Friday, June 01, 2012

The nicotine murderers

Despite the danger tobacco poses, the federal government of Nigeria is  yet to sign into law a wide-ranging act which will regulate the sale and advertising of tobacco products and restrict where people are allowed to smoke People under the age of 18 won't be allowed to buy cigarettes, and health warnings will have to cover at least 50 percent of the packaging. All forms of tobacco advertisements, sponsorships, promotions and endorsements will be banned. The bill, once enacted, could dramatically reduce the number of tobacco-related deaths in Nigeria, he said.

In July 2009, over 40 civil society groups, lawyers and public health advocates stormed the National Assembly in the capital, Abuja, to demand that the Nigerian legislature to sign the National Tobacco Control Bill into law. The bill had been brought before the Assembly five months earlier, but it took more than two years before lawmakers finally approved it. Since March 2011, the bill has been awaiting ratification by the federal government. The bill hasn't been enacted because of pressure from tobacco lobbying groups. One assemblyman, who only agreed to speak if his name was withheld, confirmed that the tobacco lobby has weakened the government’s resolve to introduce effective legislation.

Tola Oyebode, a doctor and a member of one of the protest groups said  "I see people die every day from tobacco addiction"

Nigeria is one of the largest markets for tobacco products in Africa. About 13 million Nigerians are smokers, and about 17 billion cigarettes are produced in the country each year. Over the past decade, there has been a steady increase in the number of smokers, he said. About 7 million cigarettes are smoked each day.

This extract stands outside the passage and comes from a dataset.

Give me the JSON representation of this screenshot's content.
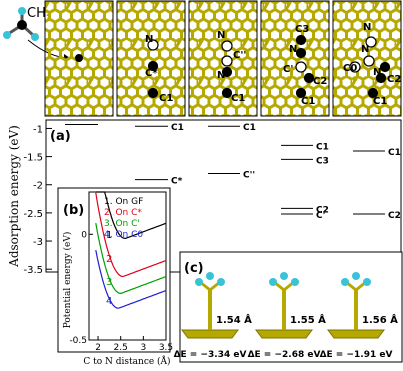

Joseph Bulus, a doctor, said tobacco kills about half of its lifetime users. About 70 million people died worldwide as a result of smoking between 1950 and 2000, and it’s estimated that over the next 50 years, 450 million may die because of tobacco use. Most of those deaths will be in developing countries. Stringent anti-tobacco laws in the west have turned those companies' attention to sub-Saharan Africa and Nigeria is considered the "jewel" in the tobacco business. Tobacco-related health problems are worse in Nigeria because the tobacco content of the cigarettes sold in the country is higher than in those sold in western nations.